Under either of two legal theories, credit card debt may not be dischargeable in bankruptcy.
-- The submitted registration for the card was fraudulent.
-- The card was used without the intention to repay the balance.
Any """"luxury"""" purchase (such as costly jewelry) made on a credit card within 90 days prior to bankruptcy filing and any """"cash advance"""" made within 70 days prior to bankruptcy filing are presumed to have been fraudulently incurred. The debtor may rebut this presumption by demonstrating that he did not make luxury purchases or cash advances on a credit card without the intent to pay.
For instance, if a debtor was offered a high-paying job and then made luxury purchases or cash advances before the offer fell through, this would not constitute fraud. This would not constitute fraud if the debtor was employed and had sufficient income to make minimum credit card payments when he made the opulent purchases or cash advances, but then lost his job.
But if the debtor was unemployed and lacked a significant source of income to pay for costly charges at the time they were made, this could be considered fraudulent, particularly if the debtor charged up his credit cards shortly before filing for bankruptcy.
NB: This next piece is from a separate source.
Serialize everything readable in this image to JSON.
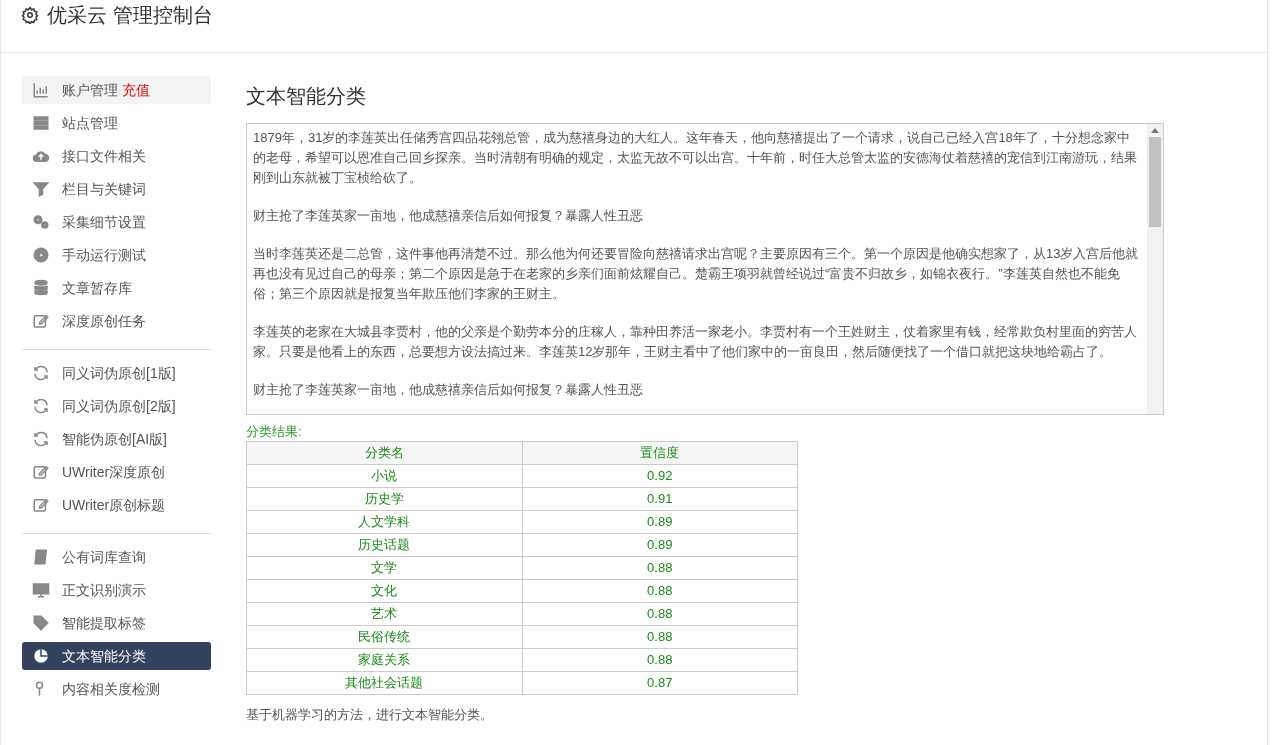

Unless the creditor submits an objection to the dischargeability of the debt, the question of whether or not certain credit card charges or other debts were fraudulently incurred does not typically arise during the bankruptcy process. In actuality, the majority of creditors do not file a complaint contesting the dischargeability of a debt, even in situations where they would likely prevail, because the attorney fees and judicial costs they would incur outweigh the potential benefit of a successful challenge.
Even if the creditor obtains an order of non-dischargeability, the debt will not be paid immediately. Simply, it indicates that the debtor still owes the creditor and that the creditor can attempt to collect after the bankruptcy.
Currently, a court filing fee of $250 is required to object to the dischargeability of a debt. Even in a straightforward and basic case, the creditor's attorney fees could easily range from $1,500 to $5,000 or more. Therefore, creditors rarely contest the dischargeability of credit card debts in bankruptcy proceedings unless the charges are substantial and there is clear evidence of fraud (such as an apparent spending spree shortly before filing for bankruptcy).